Nigeria: Court Orders Ondo Govt to Pay N30 Million to Motorcyclist Shot By Amotekun

The motorcyclist had told the court that Amotekun men shot at him in Akure, the Ondo State capital, on 9 August 2021, leading to the amputation of his left leg about a month after.

The Ondo State High Court in Akure has ordered the state government to pay N30 million in compensation to a commercial motorcyclist who lost his leg to a gunshot by the state's security network agency code-named Amotekun.

The motorcyclist, Oluwarotimi Oluwasegun, said in his suit that Amotekun men shot him in the Araromi area of Akure, the Ondo State capital, on 9 August 2021, leading to the amputation of his left leg about a month after.

Determined to get justice, Mr Oluwasegun, 36, through his lawyer, Tope Temokun, sued the Ondo State Government at the High Court.

Delivering judgement on the suit on Wednesday, the judge, Omolara Adejumo, awarded N30 million against the Ondo State Government and the Amotekun Corps, the claimant's lawyer, Mr Temokun, said in a statement he shared with PREMIUM TIMES.

"In awarding this sum, the court condemned in the strongest terms the illegal shooting of the applicant (Mr Oluwasegun) in the leg that led to the amputation of his leg," Mr Temokun stated.

Mr Temokun filed the suit on behalf of his client on 28 October 2022, over a year after the incident happened.

The lawyer said he filed the suit after receiving a 26 October 2022 reply from the state government to his complaint letter, alleging that his client was arrested while the Amotekun officers were on a trail of kidnap and armed robbery suspects.

He had said it was wicked to link his client to such crimes.

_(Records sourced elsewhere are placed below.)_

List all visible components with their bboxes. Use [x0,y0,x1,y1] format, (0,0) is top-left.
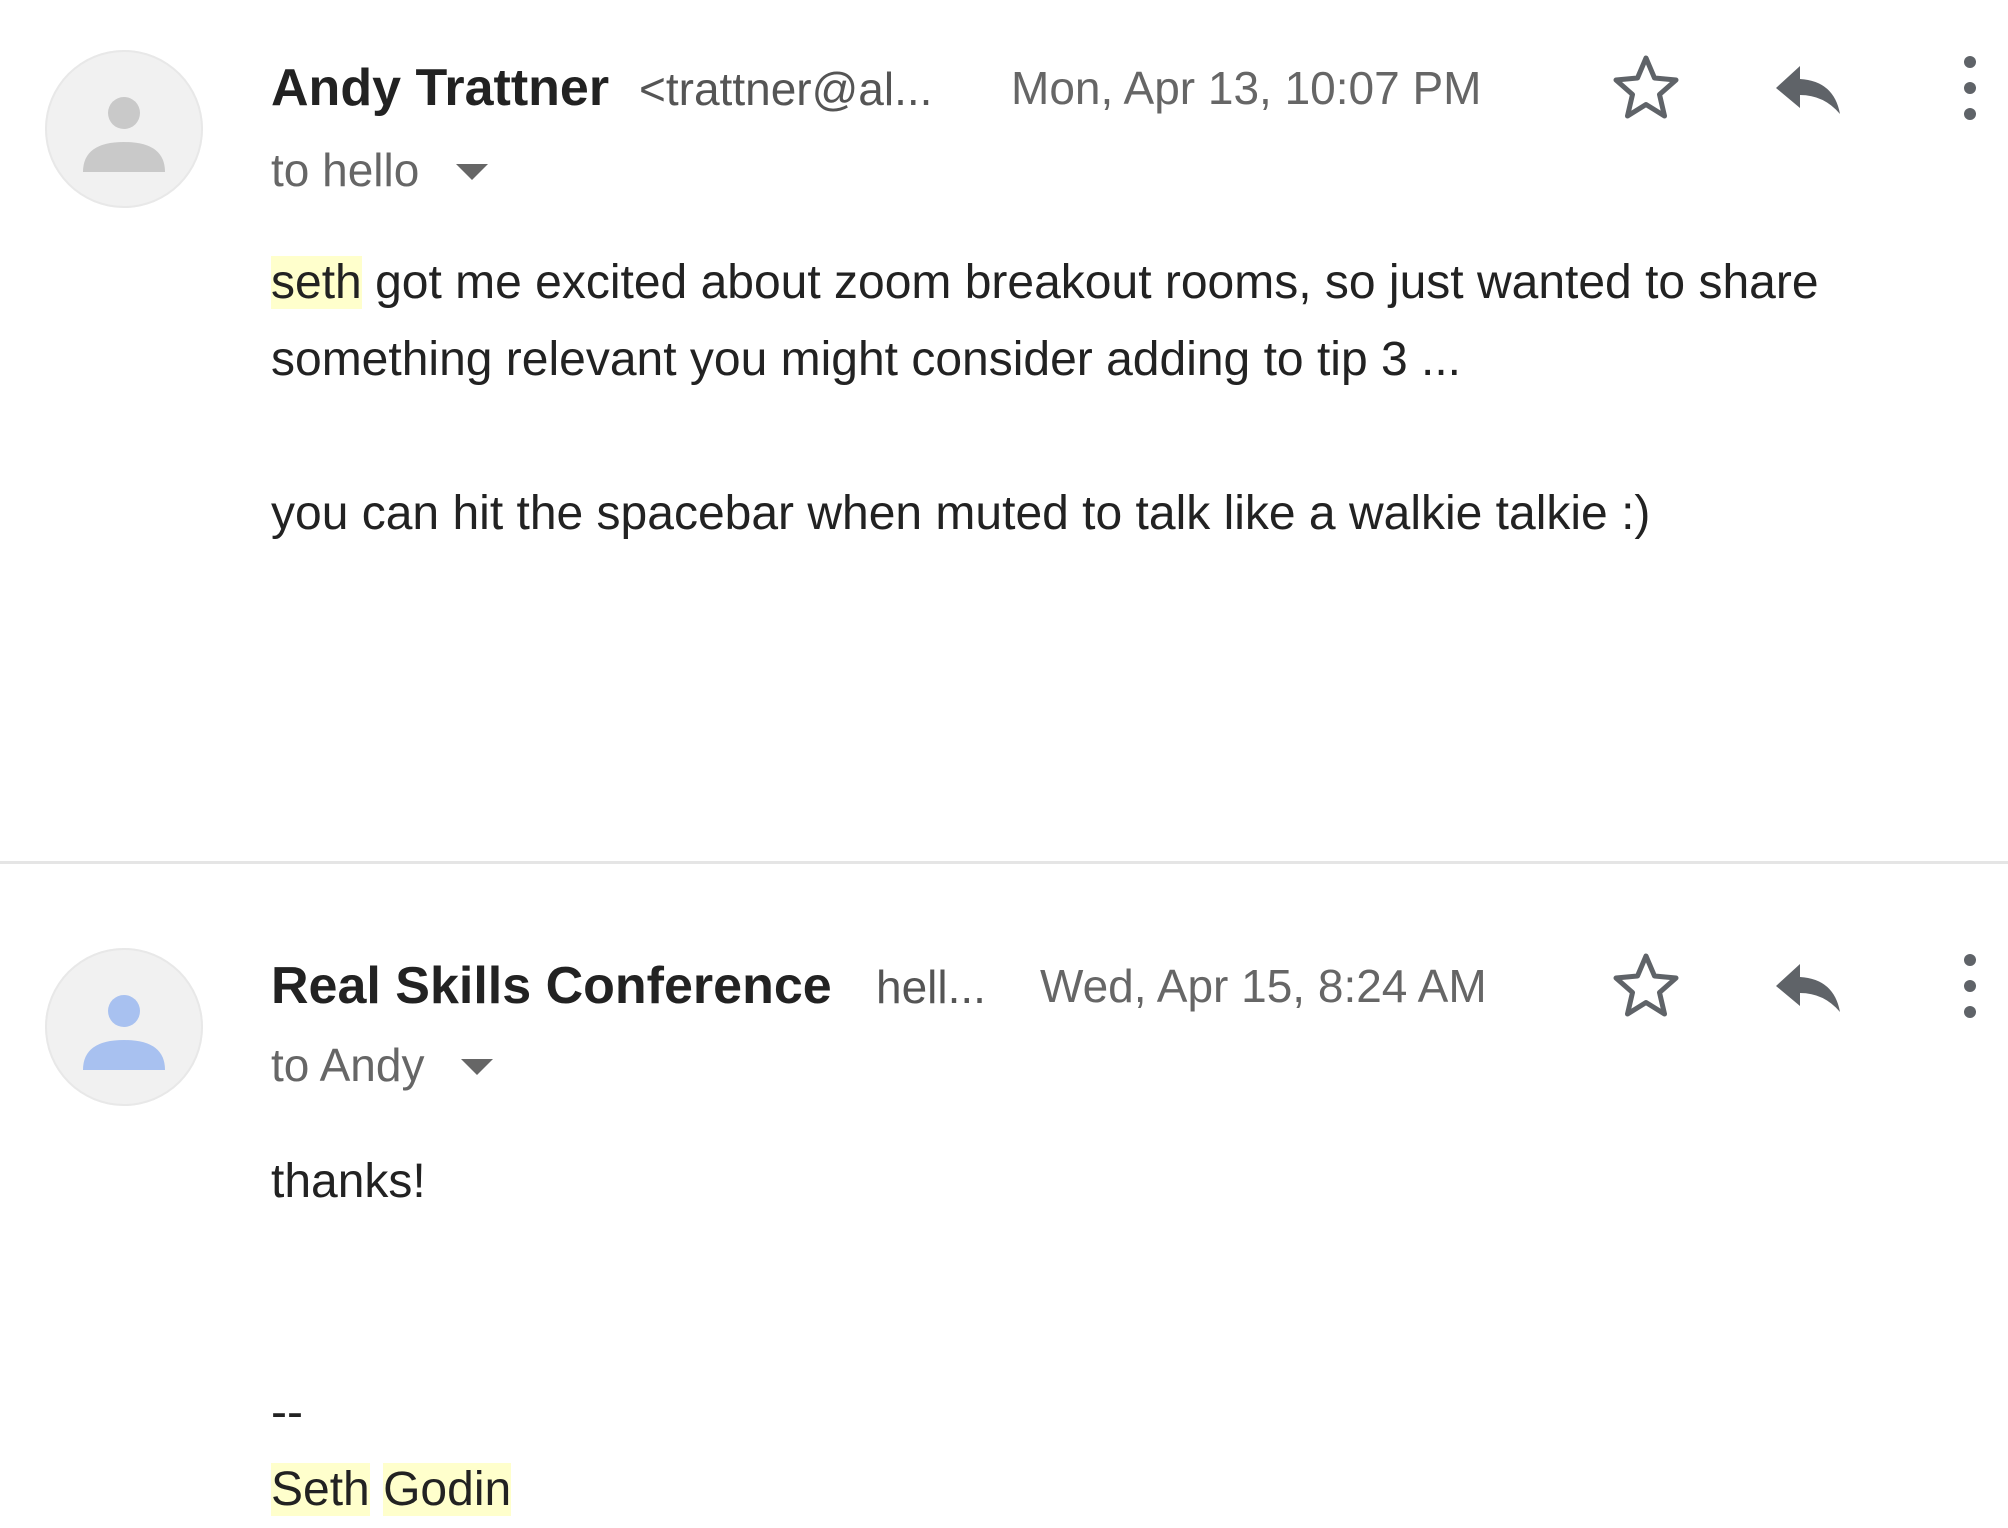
reply-button[interactable] [1768,946,1848,1026]
star-button[interactable] [1606,48,1686,128]
star-icon [1613,953,1679,1017]
more-vert-icon [1964,56,1976,120]
person-icon [83,97,165,172]
reply-icon [1776,66,1840,114]
search-highlight: Seth [271,1463,370,1516]
recipient-text: to Andy [271,1039,425,1091]
body-paragraph: seth got me excited about zoom breakout … [271,244,1991,398]
recipient-line[interactable]: to hello [271,142,492,198]
more-vert-icon [1964,954,1976,1018]
more-options-button[interactable] [1930,946,2008,1026]
caret-down-icon[interactable] [457,1051,497,1081]
message-date: Mon, Apr 13, 10:07 PM [1011,62,1482,114]
signature-separator: -- [271,1386,303,1439]
avatar[interactable] [45,50,203,208]
message-body: thanks! -- Seth Godin [271,1143,1991,1528]
caret-down-icon[interactable] [452,156,492,186]
search-highlight: Godin [383,1463,512,1516]
message-real-skills-conference: Real Skills Conference hell... Wed, Apr … [0,864,2008,1516]
star-button[interactable] [1606,946,1686,1026]
message-andy-trattner: Andy Trattner <trattner@al... Mon, Apr 1… [0,0,2008,862]
person-icon [83,995,165,1070]
body-text: got me excited about zoom breakout rooms… [271,256,1819,386]
message-header: Real Skills Conference hell... Wed, Apr … [271,956,2008,1016]
body-paragraph: you can hit the spacebar when muted to t… [271,487,1651,540]
signature-name: Seth Godin [271,1451,1991,1528]
sender-name[interactable]: Real Skills Conference [271,956,832,1016]
star-icon [1613,55,1679,119]
recipient-line[interactable]: to Andy [271,1037,497,1093]
search-highlight: seth [271,256,362,309]
message-body: seth got me excited about zoom breakout … [271,244,1991,552]
body-paragraph: thanks! [271,1155,426,1208]
sender-email[interactable]: <trattner@al... [639,62,932,116]
recipient-text: to hello [271,144,420,196]
reply-button[interactable] [1768,48,1848,128]
sender-email[interactable]: hell... [876,960,986,1014]
avatar[interactable] [45,948,203,1106]
sender-name[interactable]: Andy Trattner [271,58,609,118]
message-header: Andy Trattner <trattner@al... Mon, Apr 1… [271,58,2008,118]
more-options-button[interactable] [1930,48,2008,128]
message-date: Wed, Apr 15, 8:24 AM [1040,960,1487,1012]
reply-icon [1776,964,1840,1012]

He urged the court to hold that "The shooting, torture and abandonment of the applicant by the officers of the respondents constitute a gruesome violation of the applicant's right to personal dignity."

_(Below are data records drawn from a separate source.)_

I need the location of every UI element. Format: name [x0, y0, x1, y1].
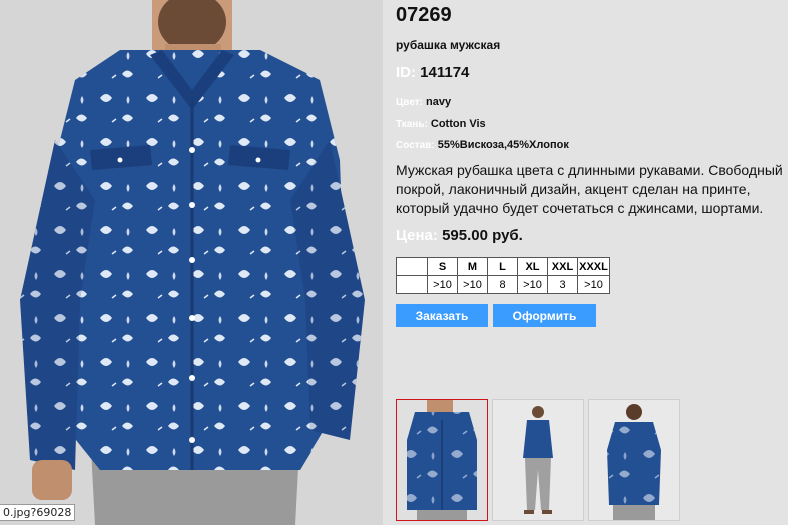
- product-description: Мужская рубашка цвета с длинными рукавам…: [396, 162, 783, 216]
- size-stock-cell: 3: [547, 275, 578, 294]
- product-fabric: Ткань: Cotton Vis: [396, 118, 486, 130]
- checkout-button[interactable]: Оформить: [493, 304, 596, 327]
- size-stock-cell: >10: [517, 275, 548, 294]
- fabric-label: Ткань:: [396, 119, 428, 130]
- product-main-photo: 0.jpg?69028: [0, 0, 383, 525]
- composition-value: 55%Вискоза,45%Хлопок: [437, 139, 569, 151]
- size-stock-cell: >10: [457, 275, 488, 294]
- size-stock-cell: >10: [427, 275, 458, 294]
- size-stock-cell: >10: [577, 275, 610, 294]
- product-color: Цвет: navy: [396, 96, 451, 108]
- product-code: 07269: [396, 4, 452, 26]
- image-url-label: 0.jpg?69028: [0, 504, 76, 521]
- size-header-cell: M: [457, 257, 488, 276]
- product-price: Цена: 595.00 руб.: [396, 227, 523, 244]
- size-header-cell: XL: [517, 257, 548, 276]
- color-label: Цвет:: [396, 97, 423, 108]
- product-id-value: 141174: [420, 64, 470, 81]
- product-id-label: ID:: [396, 64, 416, 81]
- thumbnail-full-front[interactable]: [492, 399, 584, 521]
- size-header-cell: L: [487, 257, 518, 276]
- size-header-cell: [396, 257, 428, 276]
- size-header-cell: S: [427, 257, 458, 276]
- fabric-value: Cotton Vis: [430, 118, 486, 130]
- size-stock-row: >10 >10 8 >10 3 >10: [396, 275, 610, 294]
- composition-label: Состав:: [396, 140, 435, 151]
- size-stock-cell: [396, 275, 428, 294]
- product-composition: Состав: 55%Вискоза,45%Хлопок: [396, 139, 569, 151]
- thumbnail-back[interactable]: [588, 399, 680, 521]
- size-stock-cell: 8: [487, 275, 518, 294]
- size-header-cell: XXXL: [577, 257, 610, 276]
- price-label: Цена:: [396, 227, 438, 244]
- product-id: ID: 141174: [396, 64, 469, 81]
- size-header-cell: XXL: [547, 257, 578, 276]
- size-stock-table: S M L XL XXL XXXL >10 >10 8 >10 3 >10: [396, 257, 610, 294]
- color-value: navy: [426, 96, 452, 108]
- order-button[interactable]: Заказать: [396, 304, 488, 327]
- price-value: 595.00 руб.: [442, 227, 523, 244]
- size-header-row: S M L XL XXL XXXL: [396, 257, 610, 276]
- thumbnail-front-closeup[interactable]: [396, 399, 488, 521]
- product-name: рубашка мужская: [396, 38, 501, 52]
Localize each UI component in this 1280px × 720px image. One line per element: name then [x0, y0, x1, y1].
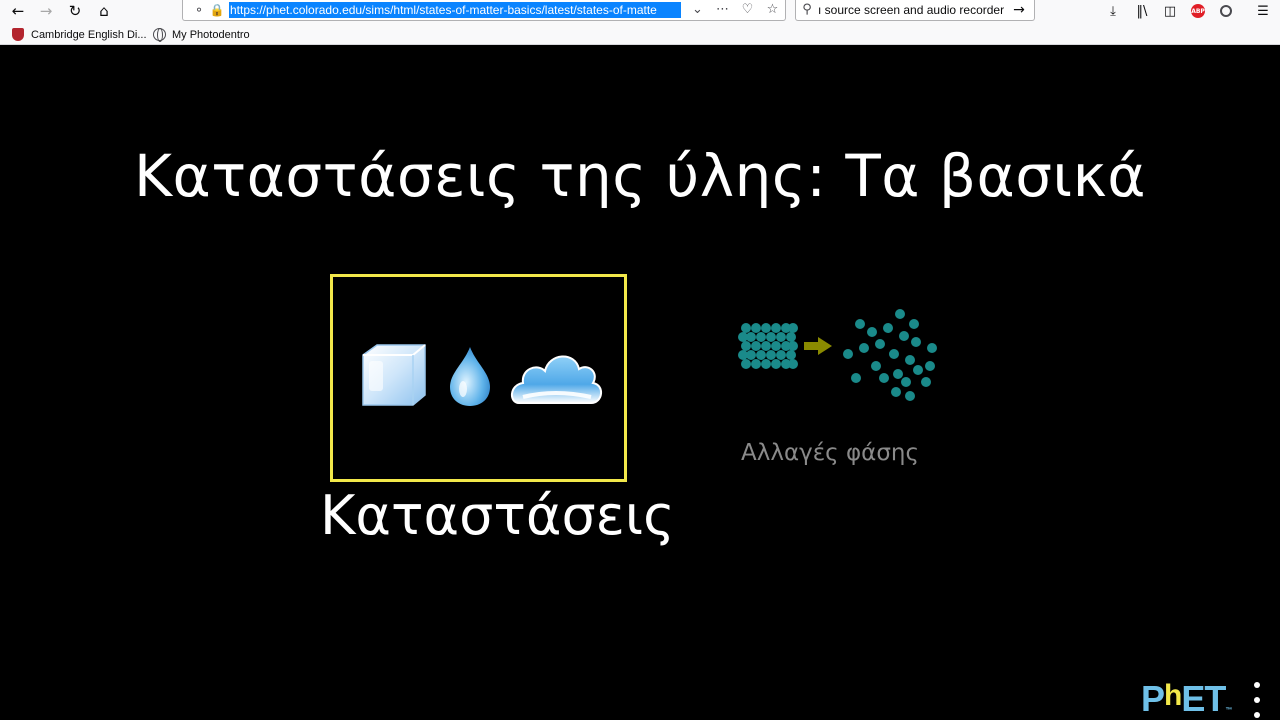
star-icon[interactable]: ☆	[760, 2, 785, 17]
lock-icon[interactable]: 🔒	[209, 2, 225, 18]
logo-letter: E	[1181, 678, 1205, 719]
search-icon: ⚲	[802, 2, 812, 17]
reload-icon[interactable]: ↻	[62, 0, 88, 22]
screen-button-states[interactable]	[330, 274, 627, 482]
url-text[interactable]: https://phet.colorado.edu/sims/html/stat…	[229, 1, 681, 18]
logo-letter: h	[1164, 679, 1182, 712]
hamburger-menu-icon[interactable]: ☰	[1250, 0, 1276, 22]
account-icon[interactable]	[1213, 0, 1239, 22]
phet-menu-button[interactable]	[1250, 682, 1264, 718]
globe-icon	[152, 28, 166, 42]
screen-label-states[interactable]: Καταστάσεις	[320, 484, 675, 547]
search-bar[interactable]: ⚲ ı source screen and audio recorder →	[795, 0, 1035, 21]
menu-dot	[1254, 697, 1260, 703]
cambridge-shield-icon	[11, 28, 25, 42]
home-icon[interactable]: ⌂	[91, 0, 117, 22]
search-input[interactable]: ı source screen and audio recorder	[818, 3, 1008, 17]
abp-label: ABP	[1191, 4, 1205, 18]
browser-toolbar: ← → ↻ ⌂ ⚬ 🔒 https://phet.colorado.edu/si…	[0, 0, 1280, 23]
water-drop-icon	[450, 347, 490, 406]
logo-letter: P	[1141, 678, 1165, 719]
phet-logo[interactable]: P h E T ™	[1141, 678, 1232, 719]
menu-dot	[1254, 712, 1260, 718]
shield-icon[interactable]: ⚬	[191, 2, 207, 18]
arrow-right-icon[interactable]: →	[1008, 2, 1030, 18]
sim-home-screen: Καταστάσεις της ύλης: Τα βασικά Καταστάσ…	[0, 46, 1280, 720]
states-icons	[362, 344, 602, 406]
ice-cube-icon	[362, 344, 426, 406]
pocket-icon[interactable]: ♡	[735, 2, 760, 17]
screen-button-phase-changes[interactable]	[736, 308, 946, 402]
bookmark-label: Cambridge English Di...	[31, 28, 147, 41]
bookmark-photodentro[interactable]: My Photodentro	[152, 26, 250, 43]
bookmark-label: My Photodentro	[172, 28, 250, 41]
back-arrow-icon[interactable]: ←	[5, 0, 31, 22]
bookmarks-bar: Cambridge English Di... My Photodentro	[0, 23, 1280, 45]
bookmark-cambridge[interactable]: Cambridge English Di...	[11, 26, 147, 43]
sidebar-icon[interactable]: ◫	[1157, 0, 1183, 22]
forward-arrow-icon[interactable]: →	[33, 0, 59, 22]
logo-letter: T	[1204, 678, 1226, 719]
cloud-icon	[511, 355, 602, 404]
library-icon[interactable]: ‖\	[1129, 0, 1155, 22]
arrow-right-icon	[804, 337, 832, 355]
chevron-down-icon[interactable]: ⌄	[685, 2, 710, 17]
more-dots-icon[interactable]: ⋯	[710, 2, 735, 17]
menu-dot	[1254, 682, 1260, 688]
logo-trademark: ™	[1225, 706, 1232, 714]
url-bar[interactable]: ⚬ 🔒 https://phet.colorado.edu/sims/html/…	[182, 0, 786, 21]
sim-title: Καταστάσεις της ύλης: Τα βασικά	[133, 142, 1146, 210]
screen-label-phase-changes[interactable]: Αλλαγές φάσης	[720, 440, 940, 466]
phase-change-molecules-icon	[738, 309, 937, 401]
abp-icon[interactable]: ABP	[1185, 0, 1211, 22]
download-icon[interactable]: ⤓	[1100, 0, 1126, 22]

Mr Temokun sought among other prayers, an order directing the Ondo State government and the other defendants to pay him N50 million "as general damages" and another N50 million as "exemplary damages," making a total of N10 million "for the violation of the applicant's right to personal dignity."

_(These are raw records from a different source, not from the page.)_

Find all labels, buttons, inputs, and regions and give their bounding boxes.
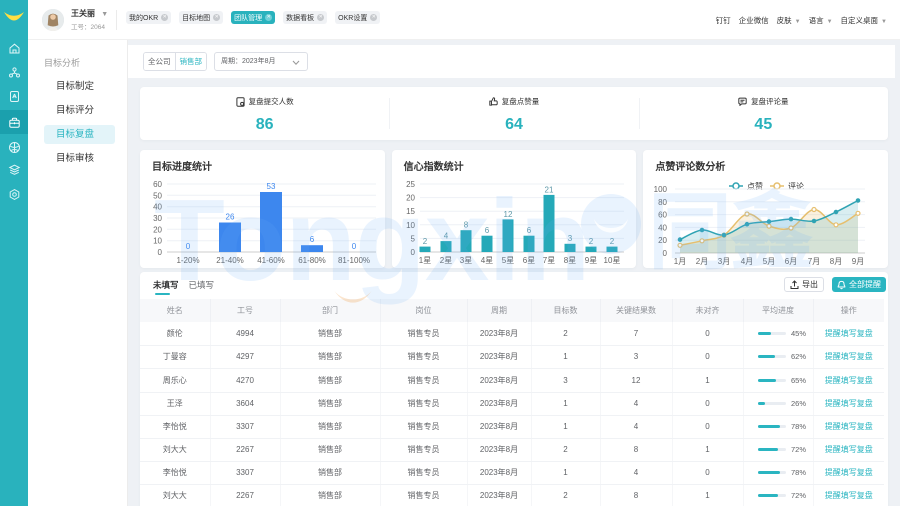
svg-text:9月: 9月 (852, 257, 864, 266)
svg-text:2: 2 (588, 237, 593, 246)
svg-text:0: 0 (186, 242, 191, 251)
svg-text:9星: 9星 (584, 256, 596, 265)
svg-text:2月: 2月 (696, 257, 708, 266)
svg-text:6: 6 (526, 226, 531, 235)
svg-text:50: 50 (153, 191, 162, 200)
svg-text:5星: 5星 (501, 256, 513, 265)
svg-text:8月: 8月 (830, 257, 842, 266)
svg-text:6月: 6月 (785, 257, 797, 266)
svg-text:30: 30 (153, 214, 162, 223)
svg-text:3月: 3月 (718, 257, 730, 266)
svg-text:60: 60 (658, 211, 667, 220)
svg-text:0: 0 (158, 248, 163, 257)
svg-text:1月: 1月 (674, 257, 686, 266)
svg-text:53: 53 (267, 182, 276, 191)
svg-text:1星: 1星 (418, 256, 430, 265)
svg-text:7星: 7星 (542, 256, 554, 265)
svg-text:80: 80 (658, 198, 667, 207)
svg-text:61-80%: 61-80% (298, 256, 326, 265)
svg-text:2星: 2星 (439, 256, 451, 265)
svg-text:20: 20 (658, 236, 667, 245)
svg-text:20: 20 (153, 225, 162, 234)
svg-text:41-60%: 41-60% (257, 256, 285, 265)
svg-text:15: 15 (406, 207, 415, 216)
svg-text:4月: 4月 (741, 257, 753, 266)
svg-text:6: 6 (484, 226, 489, 235)
svg-text:100: 100 (654, 185, 668, 194)
svg-text:40: 40 (658, 223, 667, 232)
svg-text:6星: 6星 (522, 256, 534, 265)
svg-text:10星: 10星 (603, 256, 620, 265)
svg-text:26: 26 (226, 213, 235, 222)
svg-text:4星: 4星 (480, 256, 492, 265)
svg-text:10: 10 (406, 221, 415, 230)
svg-text:0: 0 (410, 248, 415, 257)
svg-text:4: 4 (443, 232, 448, 241)
svg-text:6: 6 (310, 235, 315, 244)
svg-text:12: 12 (503, 210, 512, 219)
svg-text:25: 25 (406, 180, 415, 189)
svg-text:60: 60 (153, 180, 162, 189)
svg-text:3: 3 (567, 234, 572, 243)
svg-text:2: 2 (609, 237, 614, 246)
svg-text:8星: 8星 (563, 256, 575, 265)
svg-text:2: 2 (422, 237, 427, 246)
svg-text:10: 10 (153, 237, 162, 246)
svg-text:5: 5 (410, 234, 415, 243)
svg-text:3星: 3星 (459, 256, 471, 265)
svg-text:81-100%: 81-100% (338, 256, 370, 265)
svg-text:7月: 7月 (808, 257, 820, 266)
svg-text:0: 0 (663, 249, 668, 258)
svg-text:5月: 5月 (763, 257, 775, 266)
svg-text:21: 21 (544, 185, 553, 194)
svg-text:8: 8 (463, 221, 468, 230)
svg-text:40: 40 (153, 203, 162, 212)
svg-text:0: 0 (352, 242, 357, 251)
svg-text:20: 20 (406, 194, 415, 203)
svg-text:21-40%: 21-40% (216, 256, 244, 265)
svg-text:1-20%: 1-20% (176, 256, 199, 265)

Mr Temokun maintained that Mr Oluwasegun deserved "compensatory damages for breach of his fundamental right to personal dignity."

The Okada rider, as commercial motorcyclists are popularly called, sued for N100 million compensation at the Ondo State High Court in Akure.

How Oluwasegun was shot

Mr Oluwasegun, a father of two boys, nine-year-old Samuel and six-year-old Oluwadarasimi, said the attack on him by the Amotekun operatives occurred between 8 a.m. and 9 a.m. on 9 August 2021 of in Akure.

In court filings, he narrated that a passenger had just alighted from his motorcycle at a neighbourhood in Araromi, Akure when an Amotekun's van suddenly swerved towards him by the roadside and the occupants began to shoot into the air as the vehicle came to a stop.

He said people around, scared by the gunshots, fled, but he stood back.

"I did not run because I presumed the officers were carrying out their lawful duties, and, more so, when I did not do anything incriminating that might warrant me to flee at the sight of Amotekun officers," he wrote in his supporting affidavit.

Surprised that he did not flee like others, four Amotekun men, Mr Oluwasegun said, "alighted from the van, accosted me, and to my surprise, they started to harass and beat me."

He said he was still struggling to make a sense of the situation when one of the Amotekun officers "fired a shot on my leg with the rifle he had tied to his neck."

The men then dragged him into the back of their van and drove him to the Amotekun Headquarters at Alagbaka, where he was later abandoned, Mr Oluwasegun said.

At their office, according to the claimant, he was abandoned outside uncared for, until a senior officer came out and directed that he be taken to the outfit's medical unit.

At the Amotekun's medical unit, he said, nurses only bandaged the gunshot injury and referred him to the Federal Medical Centre (FMC), Owo, "for immediate treatment of the leg."

The Okada rider recounted how the Amotekun men drove him roughly down to Owo, with his fractured thigh "barely hanging to the flesh" for 45 minutes that seemed to him "like 45 years" of pain.

He said he was treated for barely 24 hours when he learnt on Tuesday, 10 August 2021, the day after the incident, that the medical staff of the hospital went on strike.

"This was the end of any meaningful medical attention that the leg got at FMC Owo," he said.

With no further care, the condition of the wound worsened and the leg became smelly as it began to decay, which led to the amputation.